Pour réguler les grands acteurs d'internet, l'idéal est de se placer à la plus grande échelle possible. L'échelle internationale paraît peu crédible, au vu de la difficulté qu'on observe, déjà, à les taxer : faire financer les routes et les écoles par l'industrie du vingt-et-unième siècle semble compliqué... C'est l'échelle européenne qu'il faut viser, même si elle comporte aussi des points de vue assez divergents. Lors d'une crise sanitaire, des enjeux de souveraineté nationale se manifestent aussi. La proposition de loi déposée par Mme Primas prévoit une échelle nationale, et cela a été validé par le Conseil d'État. La régulation du numérique ne se fait donc pas forcément au niveau européen, malgré la directive e-commerce, qui prévoit justement des exceptions.
Et il ne faut pas sous-estimer l'importance de la proximité du terrain.

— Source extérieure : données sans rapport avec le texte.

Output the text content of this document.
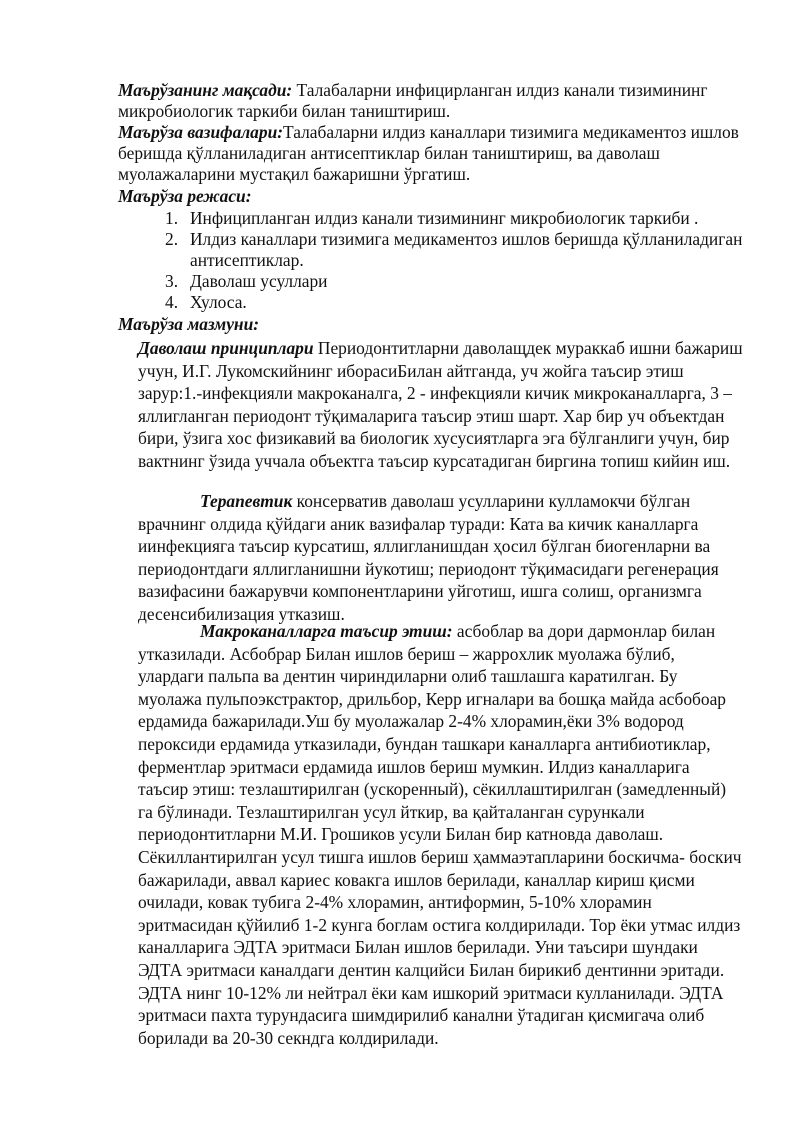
Маърўзанинг мақсади: Талабаларни инфицирланган илдиз канали тизимининг микробиологик таркиби билан таништириш.

Маърўза вазифалари:Талабаларни илдиз каналлари тизимига медикаментоз ишлов беришда қўлланиладиган антисептиклар билан таништириш, ва даволаш муолажаларини мустақил бажаришни ўргатиш.

Маърўза режаси:

1. Инфиципланган илдиз канали тизимининг микробиологик таркиби .
2. Илдиз каналлари тизимига медикаментоз ишлов беришда қўлланиладиган антисептиклар.
3. Даволаш усуллари
4. Хулоса.

Маърўза мазмуни:

Даволаш принциплари Периодонтитларни даволащдек мураккаб ишни бажариш учун, И.Г. Лукомскийнинг иборасиБилан айтганда, уч жойга таъсир этиш зарур:1.-инфекцияли макроканалга, 2 - инфекцияли кичик микроканалларга, 3 – яллигланган периодонт тўқималарига таъсир этиш шарт. Хар бир уч объектдан бири, ўзига хос физикавий ва биологик хусусиятларга эга бўлганлиги учун, бир вактнинг ўзида уччала объектга таъсир курсатадиган биргина топиш кийин иш.

Терапевтик консерватив даволаш усулларини кулламокчи бўлган врачнинг олдида қўйдаги аник вазифалар туради: Ката ва кичик каналларга иинфекцияга таъсир курсатиш, яллигланишдан ҳосил бўлган биогенларни ва периодонтдаги яллигланишни йукотиш; периодонт тўқимасидаги регенерация вазифасини бажарувчи компонентларини уйготиш, ишга солиш, организмга десенсибилизация утказиш.

Макроканалларга таъсир этиш: асбоблар ва дори дармонлар билан утказилади. Асбобрар Билан ишлов бериш – жарроxлик муолажа бўлиб, улардаги пальпа ва дентин чириндиларни олиб ташлашга каратилган. Бу муолажа пульпоэкстрактор, дрильбор, Керр игналари ва бошқа майда асбобоар ердамида бажарилади.Уш бу муолажалар 2-4% хлорамин,ёки 3% водород пероксиди ердамида утказилади, бундан ташкари каналларга антибиотиклар, ферментлар эритмаси ердамида ишлов бериш мумкин. Илдиз каналларига таъсир этиш: тезлаштирилган (ускоренный), сёкиллаштирилган (замедленный) га бўлинади. Тезлаштирилган усул йткир, ва қайталанган сурункали периодонтитларни М.И. Грошиков усули Билан бир катновда даволаш. Сёкиллантирилган усул тишга ишлов бериш ҳаммаэтапларини боскичма- боскич бажарилади, аввал кариес ковакга ишлов берилади, каналлар кириш қисми очилади, ковак тубига 2-4% хлорамин, антиформин, 5-10% хлорамин эритмасидан қўйилиб 1-2 кунга боглам остига колдирилади. Тор ёки утмас илдиз каналларига ЭДТА эритмаси Билан ишлов берилади. Уни таъсири шундаки ЭДТА эритмаси каналдаги дентин калцийси Билан бирикиб дентинни эритади. ЭДТА нинг 10-12% ли нейтрал ёки кам ишкорий эритмаси кулланилади. ЭДТА эритмаси пахта турундасига шимдирилиб канални ўтадиган қисмигача олиб борилади ва 20-30 секндга колдирилади.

La proposition de loi permet, par exemple, à des start-up de saisir le régulateur de déréférencements abusifs. Il faut rester proche du tissu entreprenarial national : on ne traitera pas tous les jours de grands bras de fer entre multinationales. Bref, il faudrait un cadre juridique européen, et des applications par des autorités nationales, regroupées dans des organes de coordination, sur le modèle de l'Organe des régulateurs européens des communications électroniques, le Berec - Body of European Regulators for Electronic Communications -, qui a permis une mise en oeuvre harmonieuse de la neutralité du net en Europe, dans le cadre du règlement de 2015, alors même que celle-ci posait des questions de fragmentation aussi importantes que la régulation des grands acteurs d'internet. Nous pourrions commencer par mettre en place une régulation nationale, et inviter ensuite nos partenaires européens à s'y joindre.
Sur l'accès social au numérique, les opérateurs ont pris des initiatives. Le plus simple, si l'on bute sur des questions administratives, est de distribuer massivement des cartes SIM dotées d'un forfait de données, même si cela peut compliquer la gestion des réseaux. Je suis conscient du décalage que suscite la 5G dans les ressentis. L'Arcep souhaite que, quelle que soit la technologie, tous les territoires aient accès à la même performance. Or la 5G constitue surtout une solution pour les zones urbaines saturées. En zone rurale, l'objectif est souvent d'amener la 4G. Dans l'attribution des fréquences, nous demandons aux opérateurs un quadruplement du débit obligatoire sur l'ensemble du réseau - en respectant un calendrier. L'Arcep veillera attentivement à ce que tous les territoires soient desservis.